Posted on Jan 29, 2009

Brenda Wineapple, 2009
Photo credit: Marion Ettlinger

Brenda Wineapple, the Doris Zemurray Stone Professor of Modern Literary and Historical Studies, is among the finalists recently announced for the National Book Critics Circle prizes.

Wineapple is a nominee in the biography category for “White Heat: The Friendship of Emily Dickinson and Thomas Wentworth Higginson.”

Other finalists in the category include Annette Gordon-Reed’s “The Hemingses of Monticello,” winner of the National Book Award last fall; Patrick French’s “The World is What It Is,” an authorized biography of Nobel laureate V.S. Naipaul; Paula J. Giddings’s “Ida, A Sword Among Lions”; and Steve Coll’s “The Bin Ladens.”

Winners will be announced March 12.

Wineapple joined Union in 1976. Her books include “Genêt: A Biography of Janet Flanner;” “Sister Brother: Gertrude and Leo Stein”; and most recently, “Hawthorne: A Life,” which received the Ambassador Award of the English-speaking Union for the best biography of 2003 and the Julia Ward Howe Prize from the Boston Book Club.

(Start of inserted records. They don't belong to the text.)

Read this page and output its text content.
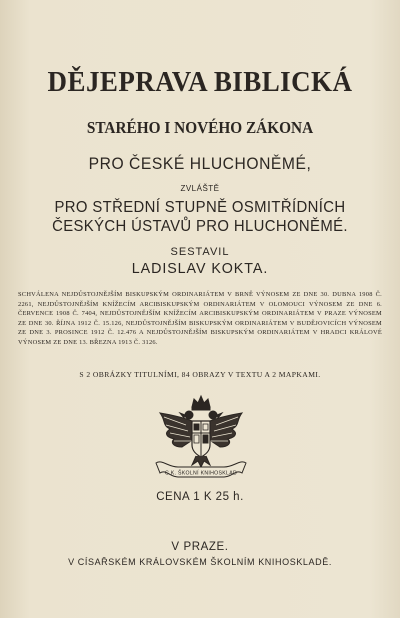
DĚJEPRAVA BIBLICKÁ
STARÉHO I NOVÉHO ZÁKONA
PRO ČESKÉ HLUCHONĚMÉ,
ZVLÁŠTĚ
PRO STŘEDNÍ STUPNĚ OSMITŘÍDNÍCH
ČESKÝCH ÚSTAVŮ PRO HLUCHONĚMÉ.
SESTAVIL
LADISLAV KOKTA.
SCHVÁLENA NEJDŮSTOJNĚJŠÍM BISKUPSKÝM ORDINARIÁTEM V BRNĚ VÝNOSEM ZE DNE 30. DUBNA 1908 Č. 2261, NEJDŮSTOJNĚJŠÍM KNÍŽECÍM ARCIBISKUPSKÝM ORDINARIÁTEM V OLOMOUCI VÝNOSEM ZE DNE 6. ČERVENCE 1908 Č. 7404, NEJDŮSTOJNĚJŠÍM KNÍŽECÍM ARCIBISKUPSKÝM ORDINARIÁTEM V PRAZE VÝNOSEM ZE DNE 30. ŘÍJNA 1912 Č. 15.126, NEJDŮSTOJNĚJŠÍM BISKUPSKÝM ORDINARIÁTEM V BUDĚJOVICÍCH VÝNOSEM ZE DNE 3. PROSINCE 1912 Č. 12.476 A NEJDŮSTOJNĚJŠÍM BISKUPSKÝM ORDINARIÁTEM V HRADCI KRÁLOVÉ VÝNOSEM ZE DNE 13. BŘEZNA 1913 Č. 3126.
S 2 OBRÁZKY TITULNÍMI, 84 OBRAZY V TEXTU A 2 MAPKAMI.
C.K. ŠKOLNÍ KNIHOSKLAD
CENA 1 K 25 h.
V PRAZE.
V CÍSAŘSKÉM KRÁLOVSKÉM ŠKOLNÍM KNIHOSKLADĚ.
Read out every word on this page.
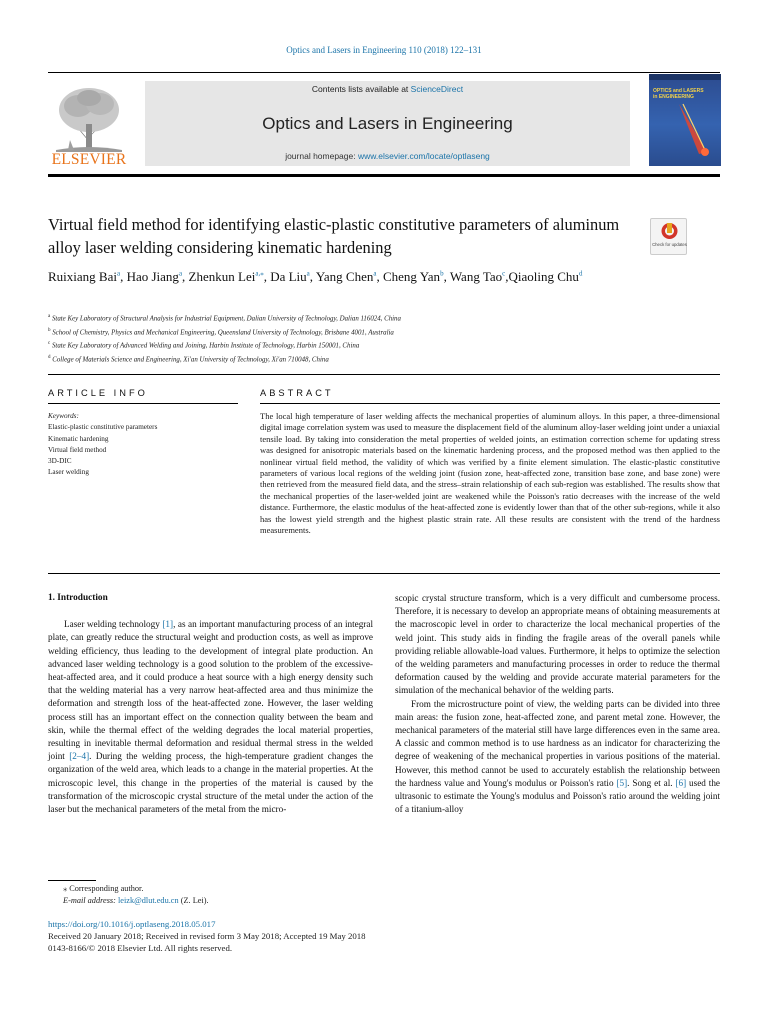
Optics and Lasers in Engineering 110 (2018) 122–131
ELSEVIER
Contents lists available at ScienceDirect
Optics and Lasers in Engineering
journal homepage: www.elsevier.com/locate/optlaseng
OPTICS and LASERS
in ENGINEERING
Virtual field method for identifying elastic-plastic constitutive parameters of aluminum alloy laser welding considering kinematic hardening	Check for updates
Ruixiang Bai$^a$, Hao Jiang$^a$, Zhenkun Lei$^{a,⁎}$, Da Liu$^a$, Yang Chen$^a$, Cheng Yan$^b$, Wang Tao$^c$,Qiaoling Chu$^d$
$^a$ State Key Laboratory of Structural Analysis for Industrial Equipment, Dalian University of Technology, Dalian 116024, China
$^b$ School of Chemistry, Physics and Mechanical Engineering, Queensland University of Technology, Brisbane 4001, Australia
$^c$ State Key Laboratory of Advanced Welding and Joining, Harbin Institute of Technology, Harbin 150001, China
$^d$ College of Materials Science and Engineering, Xi'an University of Technology, Xi'an 710048, China
ARTICLE INFO
Keywords:
Elastic-plastic constitutive parameters
Kinematic hardening
Virtual field method
3D-DIC
Laser welding
ABSTRACT
The local high temperature of laser welding affects the mechanical properties of aluminum alloys. In this paper, a three-dimensional digital image correlation system was used to measure the displacement field of the aluminum alloy-laser welding joint under a uniaxial tensile load. By taking into consideration the metal properties of welded joints, an estimation correction scheme for updating stress was designed for anisotropic materials based on the kinematic hardening process, and the proposed method was then applied to the nonlinear virtual field method, the validity of which was verified by a finite element simulation. The elastic-plastic constitutive parameters of various local regions of the welding joint (fusion zone, heat-affected zone, transition base zone, and base zone) were then retrieved from the measured field data, and the stress–strain relationship of each sub-region was established. The results show that the mechanical properties of the laser-welded joint are weakened while the Poisson's ratio decreases with the increase of the weld distance. Furthermore, the elastic modulus of the heat-affected zone is evidently lower than that of the other sub-regions, while it also has the lowest yield strength and the highest plastic strain rate. All these results are consistent with the trend of the hardness measurements.

1. Introduction

Laser welding technology [1], as an important manufacturing process of an integral plate, can greatly reduce the structural weight and production costs, as well as improve welding efficiency, thus leading to the development of integral plate production. An advanced laser welding technology is a good solution to the problem of the excessive-heat-affected area, and it could produce a heat source with a high energy density such that the welding material has a very narrow heat-affected area and thus minimize the deformation and strength loss of the heat-affected zone. However, the laser welding process still has an important effect on the connection quality between the beam and skin, while the thermal effect of the welding degrades the local material properties, resulting in inevitable thermal deformation and residual thermal stress in the welded joint [2–4]. During the welding process, the high-temperature gradient changes the organization of the weld area, which leads to a change in the material properties. At the microscopic level, this change in the properties of the material is caused by the transformation of the microscopic crystal structure of the metal under the action of the laser but the mechanical parameters of the metal from the micro-

scopic crystal structure transform, which is a very difficult and cumbersome process. Therefore, it is necessary to develop an appropriate means of obtaining measurements at the macroscopic level in order to characterize the local mechanical properties of the weld joint. This study aids in finding the fragile areas of the overall panels while providing reliable allowable-load values. Furthermore, it helps to optimize the selection of the welding parameters and manufacturing processes in order to reduce the thermal deformation caused by the welding and provide accurate material parameters for the simulation of the mechanical behavior of the welding parts.

From the microstructure point of view, the welding parts can be divided into three main areas: the fusion zone, heat-affected zone, and parent metal zone. However, the mechanical parameters of the material still have large differences even in the same area. A classic and common method is to use hardness as an indicator for characterizing the degree of weakening of the mechanical properties in various positions of the material. However, this method cannot be used to accurately establish the relationship between the hardness value and Young's modulus or Poisson's ratio [5]. Song et al. [6] used the ultrasonic to estimate the Young's modulus and Poisson's ratio around the welding joint of a titanium-alloy

⁎ Corresponding author.
E-mail address: leizk@dlut.edu.cn (Z. Lei).
https://doi.org/10.1016/j.optlaseng.2018.05.017
Received 20 January 2018; Received in revised form 3 May 2018; Accepted 19 May 2018
0143-8166/© 2018 Elsevier Ltd. All rights reserved.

White Heat Brenda Wineapple Emily Dickinson

Wineapple’s essays, articles and reviews have appeared regularly in national publications such as The American Scholar, New York Times Book Review and The Nation. She has served as chair of the nonfiction panel of the National Book Awards.

Wineapple has been a Guggenheim fellow, a fellow of the American Council of Learned Societies, a fellow of the New York Institute for the Humanities at New York University and twice a National Endowment for the Humanities fellow. She holds a bachelor’s degree from Brandeis University and a master’s degree and Ph.D. from the University of Wisconsin.

Wineapple will teach a junior seminar on Dickinson and a course on Modern Poetry during the spring term.

The book critics circle is a nonprofit organization with more than 900 members.